Single by Brad Paisley

from the album This Is Country Music
- Released: December 13, 2010
- Recorded: November 2010
- Genre: Country
- Length: 5:17 (album version); 4:19 (radio version);
- Label: Arista Nashville
- Songwriters: Brad Paisley; Chris DuBois;
- Producer: Frank Rogers

Brad Paisley singles chronology
| "Anything Like Me" (2010) | "This Is Country Music" (2010) | "Old Alabama" (2011) |

= This Is Country Music (song) =

"This Is Country Music" is a song co-written and recorded by American country music artist Brad Paisley. After performing it at the Country Music Association awards ceremony, Paisley released the song in December 2010. The song is Paisley's twenty-eighth single release overall; it entered the Hot Country Songs charts dated for December 4, 2010. It was included on his eighth studio album, of the same name, released on May 23, 2011 release via Arista Nashville.

==History==
Paisley debuted the song at the Country Music Association (CMA) awards show on November 10, 2010. At the time, he had not recorded a studio version of the song and said that the CMA performance would be like a demo; two days after performing it, he announced via Twitter that he was working with producer Frank Rogers on the final version of the song. Paisley also said that he "almost [broke] down crying" while recording it.

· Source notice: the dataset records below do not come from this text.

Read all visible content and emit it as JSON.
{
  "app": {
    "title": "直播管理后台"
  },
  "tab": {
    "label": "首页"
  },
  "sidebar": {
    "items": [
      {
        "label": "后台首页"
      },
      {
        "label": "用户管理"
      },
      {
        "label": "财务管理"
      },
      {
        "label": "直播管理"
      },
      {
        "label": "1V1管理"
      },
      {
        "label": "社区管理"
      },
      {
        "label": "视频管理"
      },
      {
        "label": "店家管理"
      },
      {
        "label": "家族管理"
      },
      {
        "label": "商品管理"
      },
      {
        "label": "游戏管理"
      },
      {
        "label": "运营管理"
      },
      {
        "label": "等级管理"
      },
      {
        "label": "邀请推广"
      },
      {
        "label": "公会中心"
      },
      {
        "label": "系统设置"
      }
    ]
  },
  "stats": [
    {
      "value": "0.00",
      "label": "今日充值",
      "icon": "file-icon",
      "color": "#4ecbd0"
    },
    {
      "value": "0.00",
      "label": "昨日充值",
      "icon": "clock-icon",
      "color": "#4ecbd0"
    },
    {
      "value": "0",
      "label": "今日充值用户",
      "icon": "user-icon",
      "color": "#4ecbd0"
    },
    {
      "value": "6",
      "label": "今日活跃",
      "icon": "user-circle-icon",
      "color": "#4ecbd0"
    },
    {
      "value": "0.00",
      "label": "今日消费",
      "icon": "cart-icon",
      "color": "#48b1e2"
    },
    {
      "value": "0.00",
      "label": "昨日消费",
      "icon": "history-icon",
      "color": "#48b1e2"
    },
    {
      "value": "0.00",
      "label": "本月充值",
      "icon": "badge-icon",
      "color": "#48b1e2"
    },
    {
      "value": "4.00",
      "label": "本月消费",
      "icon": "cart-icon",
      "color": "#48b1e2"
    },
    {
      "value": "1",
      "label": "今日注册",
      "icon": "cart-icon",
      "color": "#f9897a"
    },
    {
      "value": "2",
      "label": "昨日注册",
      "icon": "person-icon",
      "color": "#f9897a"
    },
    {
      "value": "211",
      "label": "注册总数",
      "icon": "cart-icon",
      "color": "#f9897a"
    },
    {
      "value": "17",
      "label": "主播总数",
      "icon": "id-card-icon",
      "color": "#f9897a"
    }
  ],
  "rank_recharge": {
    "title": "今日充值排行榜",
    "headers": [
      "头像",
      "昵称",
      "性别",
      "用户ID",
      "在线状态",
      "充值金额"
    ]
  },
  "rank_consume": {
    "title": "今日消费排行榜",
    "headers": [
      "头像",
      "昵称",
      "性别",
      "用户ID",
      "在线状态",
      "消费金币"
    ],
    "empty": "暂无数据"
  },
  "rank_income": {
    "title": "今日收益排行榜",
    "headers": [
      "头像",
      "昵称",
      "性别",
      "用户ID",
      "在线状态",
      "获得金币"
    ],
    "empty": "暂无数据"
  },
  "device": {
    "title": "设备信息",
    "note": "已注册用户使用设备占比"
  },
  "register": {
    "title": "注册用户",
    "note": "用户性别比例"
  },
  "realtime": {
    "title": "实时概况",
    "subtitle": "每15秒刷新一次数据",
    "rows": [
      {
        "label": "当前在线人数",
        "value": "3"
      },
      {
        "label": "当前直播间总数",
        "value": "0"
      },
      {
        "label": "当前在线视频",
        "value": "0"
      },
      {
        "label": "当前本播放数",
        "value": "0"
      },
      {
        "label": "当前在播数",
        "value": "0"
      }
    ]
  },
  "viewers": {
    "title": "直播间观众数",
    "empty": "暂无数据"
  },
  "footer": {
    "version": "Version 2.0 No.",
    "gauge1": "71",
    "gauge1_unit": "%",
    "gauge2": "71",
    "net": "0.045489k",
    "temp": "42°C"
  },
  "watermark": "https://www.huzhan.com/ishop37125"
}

He also made the studio version of the song available as a free digital download on his website. The song is the title track to his album This Is Country Music, which was released on May 24, 2011.

==Content==
Paisley wrote the song with frequent co-writer Chris DuBois. The song addresses topics that are commonly used in country music songs, saying that these topics "ain't hip". He told The Boot that the song is "my love song to my fans, who live all our songs every day, and to this industry, which produces this music that does become the soundtrack to people's lives."

The lyrics also contain references to "He Stopped Loving Her Today" by George Jones, "Hello Darlin'" by Conway Twitty, "God Bless the U.S.A." by Lee Greenwood, "Amarillo by Morning" by George Strait, "Take This Job and Shove It" by Johnny Paycheck, "Stand by Your Man" by Tammy Wynette, "Mama Tried" by Merle Haggard, "Take Me Home, Country Roads" by John Denver, "I Walk the Line" by Johnny Cash and "A Country Boy Can Survive" by Hank Williams, Jr.

==Critical reception==
Blake Boldt of Engine 145 gave the song a thumbs-down, saying that Paisley's vocal was "humble and heartfelt" but calling the song's lyrics "awkward and forced." Matt Bjorke of Roughstock rated it two-and-a-half stars out of five, also criticizing the lyrics but praising the "traditionalist" production.

==Chart performance==
The song debuted at number 52 on the Hot Country Songs for the week ending December 4, 2010, the same week that Paisley's previous single "Anything Like Me" was at the number one position. It has sold 370,000 copies in US. On the next week's charts, "This Is Country Music" entered the top 40 at number 29.

| Chart (2010–2011) | Peak position |
|---|---|
| Canada Country (Billboard) | 1 |
| Canada Hot 100 (Billboard) | 67 |
| US Billboard Hot 100 | 58 |
| US Hot Country Songs (Billboard) | 2 |

===Year-end charts===

| Chart (2011) | Position |
|---|---|
| US Country Songs (Billboard) | 34 |

==Parodies==
- American parody artist Cledus T. Judd released a parody of "This Is Country Music" titled "If This Is Country Music" on his 2012 album Parodyziac!!.